Thursday, September 24, 2009

other countries

First things first: due to demand, I've created an email address for my biographers. If you'd like to contribute to their efforts, please send images, stories, and memories to apm.biography@gmail.com. Your work will not go unnoticed.

I was reading earlier in an article on the heritage industry by Robert Hewison: "Steam is now safely part of the industrial heritage, let nuclear power adopt the same camouflage." This is something that's been on my mind lately, not so much energy, but the ways in which commodifying history hides the present, so that going on tours of 18th century prisons hides the presence of incarceration in our present states; touring Victorian warships disguises the ways in which the British (or American) military is being deployed around the world; displays of dead states hide the real and present states. This isn't my feeling about history as a discipline, not at all, but I do feel that way about the different exhibits I've gone to here. And I am really blind to the present, I have no idea about prisons and the justices or injustices that are taking place in them.
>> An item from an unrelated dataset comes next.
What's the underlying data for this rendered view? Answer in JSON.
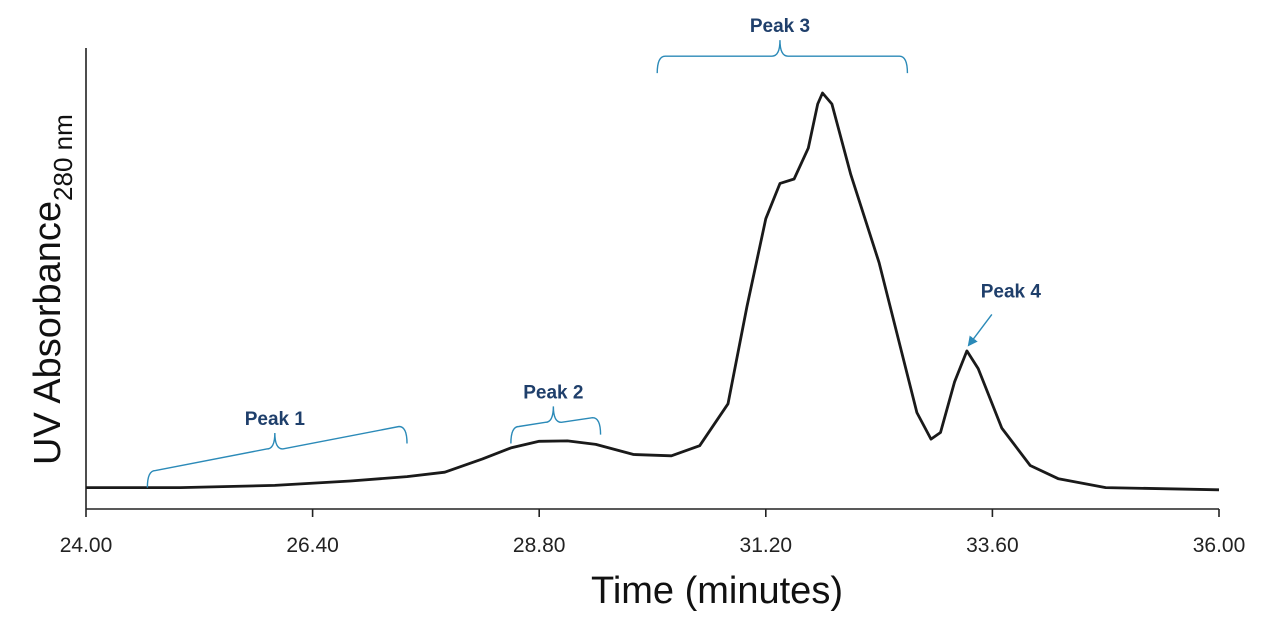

And yet I wonder if that's a fair dichotomy to make, between commodified and uncommodified history. If there's a history article, journal, or book that I'm reading, it's because its publication was considered to be economically beneficial. This isn't to say that the writers are making a ton of money, because they are certainly not except in rare cases, or even that publishers are necessarily making a ton of money (I'm guessing, but not sure, that academic presses make less profits than popular presses). But, I would be shocked if anyone published what they thought wouldn't sell, and what would have no demand (hence, books go out of print). History, like everything else, has to be juicy and commodified, or it will never become public (unless the blogosphere erupts with historians). I'm not necessarily comfortable with thinking about everything in these terms, but I am becoming much more fascinated at the intersections between money, power, and knowledge, in all areas of knowledge (replace 'history' with 'science' in this last paragraph, and it would probably be able to stand up unrevised, for instance). Maybe for that reason, I'm becoming really interested in the publishing industry throughout its existence. even before the publishing industry, what has been considered to be worthy of replication and dissemination.

2 comments:

Brent said...

why do you always have to go and make everything so...just so...relevant

Tim said...

I'm gonna subvert your biography and begin all of my entries with, "Once upon a time, Alex had a friend named Tim who..." People are gonna learn some craaaaazy shit!!!